After reading an article on Care2 about how, though most women say they would confront someone who made sexist remarks and take them to task, many actually don't. A Forbes Woman article refers to a study done among women: the majority of respondents originally claimed they would not answer sexist questions in a job interview, while 28% of them said they would actually confront the person. However, when these respondents were interviewed and crunch-time came, every single one of the women answered the offensive question. No one confronted the interviewer either.

I am sort of embarrassed to admit that I have never once taken anyone to task about a sexist comment - aside from my hubby - and I'd like to blame that on the fact that I am shy and prefer no confrontations in general. My work life is the same and, even more embarrassingly, I find myself complicit in these remarks. I smile at them - and shake my head that there are still people who hold those beliefs - and though inwardly I'm enraged that people can even suggest that the receptionist we hire must wear a short skirt every day as a prerequisite or any other such sexist comment, I laugh it off and shrug. "Silly men", I think, but isn't it really me who is being silly?

If there is no one to stand up to these comments, then will they not prosper?

It might be heartening to know that the Forbes Woman article claims that another study, at Loyola University in Chicago, which found that men who are confronted on their sexist comments are nicer to their confronter, even to the point of liking them, while those who remained silent were not as well liked. The men also lessened their use of sexist language.
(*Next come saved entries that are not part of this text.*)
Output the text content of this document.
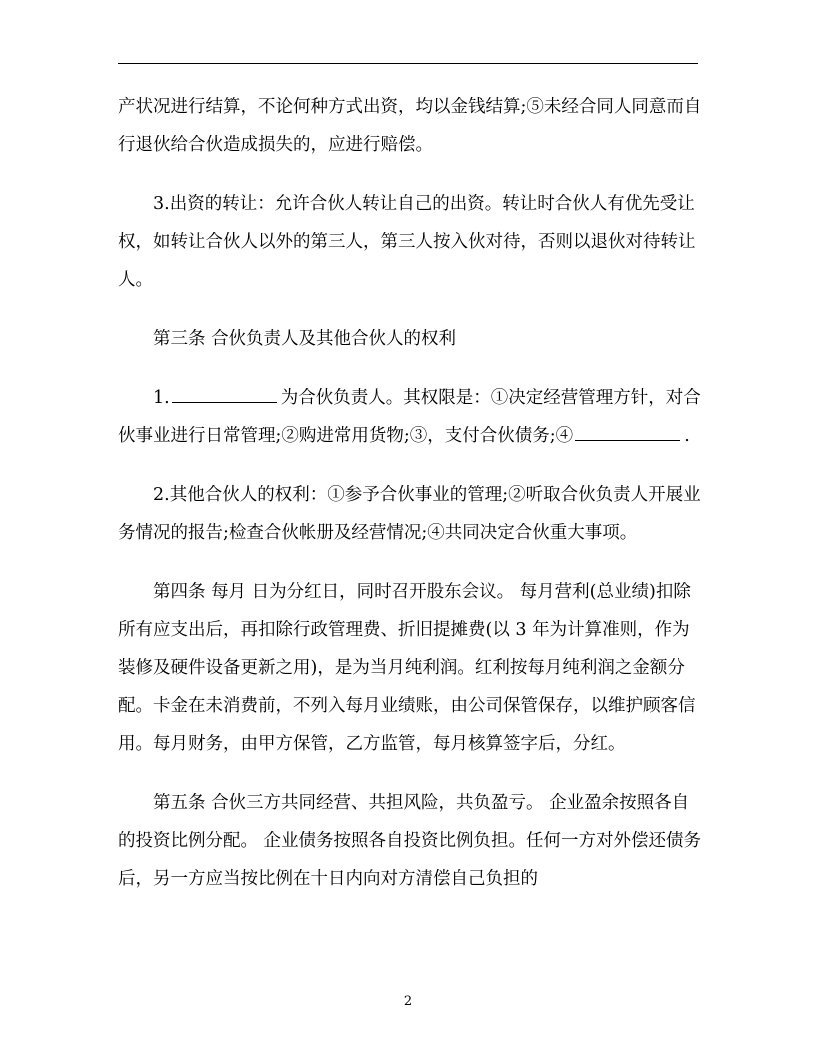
产状况进行结算，不论何种方式出资，均以金钱结算;⑤未经合同人同意而自行退伙给合伙造成损失的，应进行赔偿。

3.出资的转让：允许合伙人转让自己的出资。转让时合伙人有优先受让权，如转让合伙人以外的第三人，第三人按入伙对待，否则以退伙对待转让人。

第三条 合伙负责人及其他合伙人的权利

1.	为合伙负责人。其权限是：①决定经营管理方针，对合伙事业进行日常管理;②购进常用货物;③，支付合伙债务;④	.

2.其他合伙人的权利：①参予合伙事业的管理;②听取合伙负责人开展业务情况的报告;检查合伙帐册及经营情况;④共同决定合伙重大事项。

第四条 每月 日为分红日，同时召开股东会议。 每月营利(总业绩)扣除所有应支出后，再扣除行政管理费、折旧提摊费(以 3 年为计算准则，作为装修及硬件设备更新之用)，是为当月纯利润。红利按每月纯利润之金额分配。卡金在未消费前，不列入每月业绩账，由公司保管保存，以维护顾客信用。每月财务，由甲方保管，乙方监管，每月核算签字后，分红。

第五条 合伙三方共同经营、共担风险，共负盈亏。 企业盈余按照各自的投资比例分配。 企业债务按照各自投资比例负担。任何一方对外偿还债务后，另一方应当按比例在十日内向对方清偿自己负担的

2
The problem I have with personally taking someone to task for their comment is that sometimes such a conversation leads nowhere. The person whom you are confronting needs to be someone who already shows you some respect - because otherwise they really don't care what you think. A debate such as this could also lead to an uncomfortable workplace, because we all know what office politics are like.< Do you have such an experience, and what do you think is the solution?